How employees of earlier generation worked

 

Mahalingeshwara-Bhat-with-Cocoguru-Team

A few days back, our Sales officer from Udupi quit within two weeks of joining because working 8 hours a day was not feasible for him. Today, I met Mr. Mahalingeshwara Bhat, Area Sales Manager at Jyothy Labs Ltd., in the Mangaluru market. He narrated his story, which inspired me to write this post. We met for hardly five minutes, but his experience gave me a lot of wisdom.
He is now 55, past his company’s retirement age. He has maintained his fitness levels to work in the market after travelling for an hour from Puttur. Working in the market, walking, and talking are physically demanding.

Jyothy Labs may be a blue-chip company with billion-dollar revenue now, but it was a small company when he joined in 1990. He is financially well off now, but his salary was 1,000 per month at the time of joining. His father was a small-time cook. He and his company stuck to each other and grew together.
He worked for 32+ years and carried the brand he worked for wherever he went. His friends used to call him Ujala Bhatru. He feels proud about it. Nowadays, employees feel ashamed to wear work uniforms outside work and don’t like to associate them with the company/brand outside work.

He was responsible for setting up the market in Gujarat in early 2000, recruiting and training sales staff, and appointing super stockists and distributors. It is far from his native place, and he hardly gets to travel back and meet family. He didn’t even see his newly born son for a couple of months. Still, he is happy about the opportunity and responsibility the company has given him. It took him figuratively and literally to places. These days, employees consider travelling beyond their office beyond their scope.
During the 2002 Gujarat riots, he was locked in a lodging for three days without food, and then the lodging owner provided food prepared at his home. He didn’t get angry with the company for the situation he was in. He understood that it was an external situation beyond his or the company’s control.

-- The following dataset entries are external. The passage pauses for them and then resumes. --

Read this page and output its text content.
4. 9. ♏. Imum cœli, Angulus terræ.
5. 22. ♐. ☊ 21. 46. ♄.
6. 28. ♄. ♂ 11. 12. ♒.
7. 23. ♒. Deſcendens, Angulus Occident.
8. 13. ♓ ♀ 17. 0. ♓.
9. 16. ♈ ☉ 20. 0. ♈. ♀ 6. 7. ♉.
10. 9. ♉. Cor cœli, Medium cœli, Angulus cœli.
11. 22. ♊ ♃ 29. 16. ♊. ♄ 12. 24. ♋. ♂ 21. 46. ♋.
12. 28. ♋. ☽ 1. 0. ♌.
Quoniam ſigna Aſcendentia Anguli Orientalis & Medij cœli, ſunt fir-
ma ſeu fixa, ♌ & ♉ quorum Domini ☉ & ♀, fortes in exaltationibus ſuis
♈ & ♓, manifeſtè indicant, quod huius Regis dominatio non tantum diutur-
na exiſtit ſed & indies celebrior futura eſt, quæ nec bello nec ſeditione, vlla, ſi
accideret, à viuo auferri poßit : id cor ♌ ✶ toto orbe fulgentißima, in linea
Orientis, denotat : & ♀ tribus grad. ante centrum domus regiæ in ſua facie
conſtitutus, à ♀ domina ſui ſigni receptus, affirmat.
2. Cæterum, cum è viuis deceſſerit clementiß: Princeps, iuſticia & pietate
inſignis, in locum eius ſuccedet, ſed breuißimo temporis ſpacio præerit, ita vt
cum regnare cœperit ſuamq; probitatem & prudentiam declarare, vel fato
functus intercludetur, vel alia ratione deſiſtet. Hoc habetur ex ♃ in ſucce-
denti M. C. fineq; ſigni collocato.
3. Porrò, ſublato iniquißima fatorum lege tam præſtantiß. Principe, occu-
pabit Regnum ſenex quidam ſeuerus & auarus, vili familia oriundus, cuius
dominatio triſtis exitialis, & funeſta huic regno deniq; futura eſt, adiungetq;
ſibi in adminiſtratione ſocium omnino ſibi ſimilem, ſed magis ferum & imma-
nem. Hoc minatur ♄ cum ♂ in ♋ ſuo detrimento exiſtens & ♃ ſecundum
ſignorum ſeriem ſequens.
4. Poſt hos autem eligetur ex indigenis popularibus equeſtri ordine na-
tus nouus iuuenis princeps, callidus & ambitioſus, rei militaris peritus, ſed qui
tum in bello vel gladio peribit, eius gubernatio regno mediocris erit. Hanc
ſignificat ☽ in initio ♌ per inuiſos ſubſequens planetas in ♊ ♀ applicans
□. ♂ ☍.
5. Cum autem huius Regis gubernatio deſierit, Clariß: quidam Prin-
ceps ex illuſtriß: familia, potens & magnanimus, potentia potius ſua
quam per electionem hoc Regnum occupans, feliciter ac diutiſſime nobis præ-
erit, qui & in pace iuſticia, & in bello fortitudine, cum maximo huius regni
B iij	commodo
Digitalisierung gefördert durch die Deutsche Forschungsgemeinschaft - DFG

He has grown slowly and steadily within the company and its content. Being content with what we have is the actual recipe for happiness. He must have seen people much younger than him, with Engineering or MBA degrees from premier institutes, get into higher positions or draw higher salaries. He must have seen colleagues jump across companies and get short-term growth. He must have seen various types of bosses during his long career.
He still feels grateful to the company for providing his daily bread and for all the progress he has made in his life. He is very right to think that he got his bread for the effort he has put into the company’s business.
Though we cannot expect the present generation of employees to work like the earlier generation, observing how it was earlier is worthwhile.

Disclosure –
Murali M, Operations Head, is his wife’s younger brother.
Tharanatha S, ASM, reported to him 10 years back while working at Jyothy.